Tracking AI’s Global Growth: The 2019 AI Index tracks the industry's worldwide growth.

Which countries are ahead in AI? Many, in one way or another, and not always the ones you might expect.

What’s new: The Stanford Institute for Human-Centered Artificial Intelligence published its 2019 Artificial Intelligence Index, detailing when, where, and how AI is on the rise. The authors also launched a Global AI Vibrancy Tool, making it easy to compare countries on a number of metrics.

What it says: The report, guided by professor and entrepreneur Yoav Shoham, compiled data from all along the AI pipeline: college enrollment, journal citations, patent filings, conference attendance, job listings, and more. Some highlights:

  • AI hiring is growing fastest in Australia, Brazil, Canada, and Singapore. The percentage of the U.S. workforce performing some sort of AI-related task grew from 0.26 percent to 1.32 percent.
  • Argentina, Canada, Iran, and several European countries have relatively high proportions of women in the field.
  • Total private investment in AI approached $40 billion in the U.S. last year, well ahead of runner-up China. Global private investment topped $70 billion, with startups contributing around half of that.
  • Since 1998, the number of peer-reviewed AI research papers has more than quadrupled, and now accounts for 9 percent of published conference papers. Chinese authors published most of them.

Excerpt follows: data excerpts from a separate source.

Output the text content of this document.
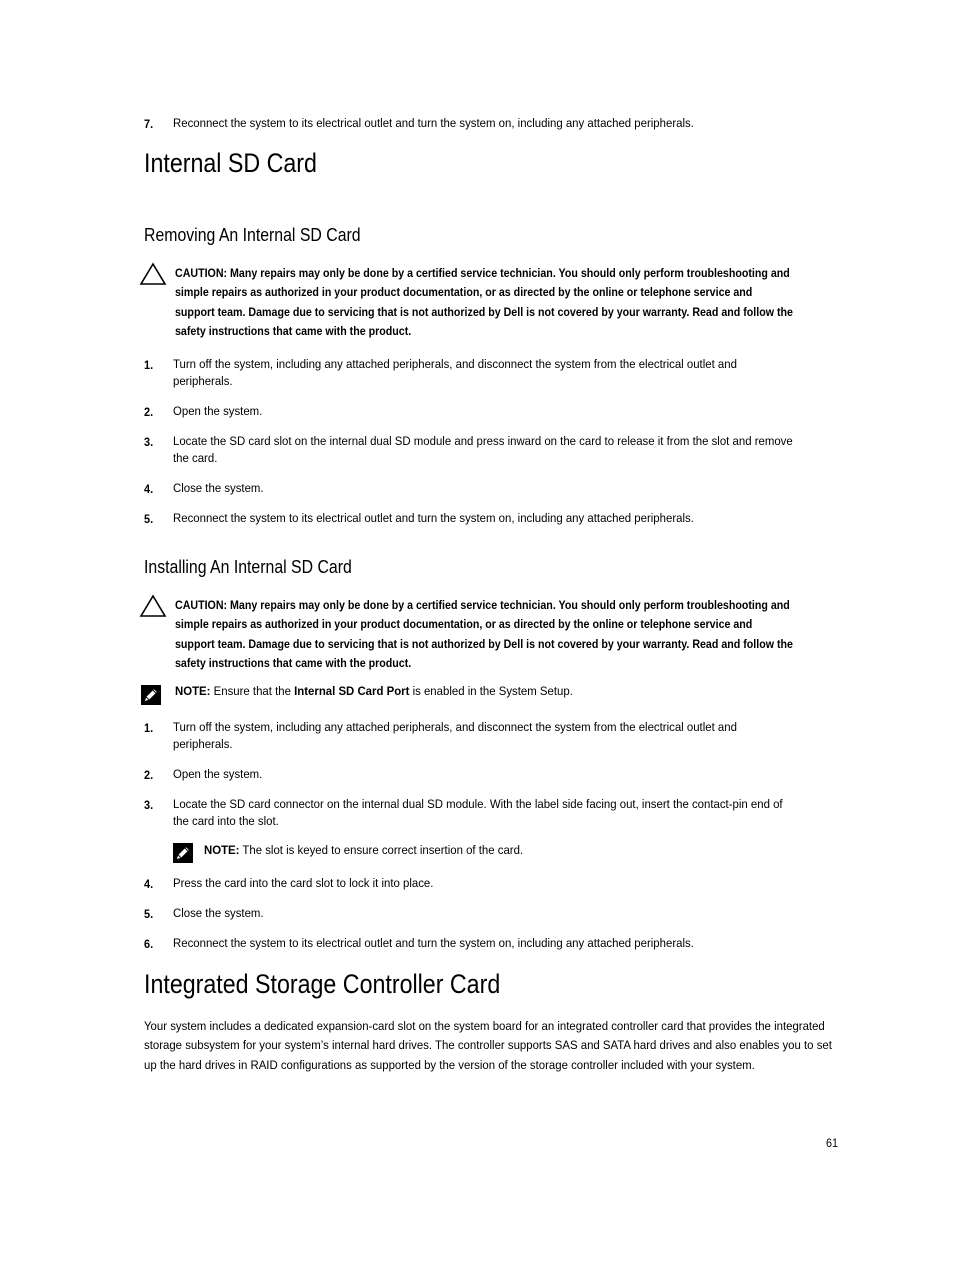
7. Reconnect the system to its electrical outlet and turn the system on, including any attached peripherals.
Internal SD Card
Removing An Internal SD Card
CAUTION: Many repairs may only be done by a certified service technician. You should only perform troubleshooting and simple repairs as authorized in your product documentation, or as directed by the online or telephone service and support team. Damage due to servicing that is not authorized by Dell is not covered by your warranty. Read and follow the safety instructions that came with the product.
1. Turn off the system, including any attached peripherals, and disconnect the system from the electrical outlet and peripherals.
2. Open the system.
3. Locate the SD card slot on the internal dual SD module and press inward on the card to release it from the slot and remove the card.
4. Close the system.
5. Reconnect the system to its electrical outlet and turn the system on, including any attached peripherals.
Installing An Internal SD Card
CAUTION: Many repairs may only be done by a certified service technician. You should only perform troubleshooting and simple repairs as authorized in your product documentation, or as directed by the online or telephone service and support team. Damage due to servicing that is not authorized by Dell is not covered by your warranty. Read and follow the safety instructions that came with the product.
NOTE: Ensure that the Internal SD Card Port is enabled in the System Setup.
1. Turn off the system, including any attached peripherals, and disconnect the system from the electrical outlet and peripherals.
2. Open the system.
3. Locate the SD card connector on the internal dual SD module. With the label side facing out, insert the contact-pin end of the card into the slot.
NOTE: The slot is keyed to ensure correct insertion of the card.
4. Press the card into the card slot to lock it into place.
5. Close the system.
6. Reconnect the system to its electrical outlet and turn the system on, including any attached peripherals.
Integrated Storage Controller Card
Your system includes a dedicated expansion-card slot on the system board for an integrated controller card that provides the integrated storage subsystem for your system’s internal hard drives. The controller supports SAS and SATA hard drives and also enables you to set up the hard drives in RAID configurations as supported by the version of the storage controller included with your system.
61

Nonetheless, U.S. papers are cited 40 percent more often than the global average.

Behind the news: The AI Index is a product of the 100 Year Study on AI. Founded in 2014, the project tracks AI’s impact on jobs, education, national security, human psychology, ethics, law, privacy, and democracy.

We’re thinking: William Gibson said it best: “The future is already here, it’s just not very evenly distributed.”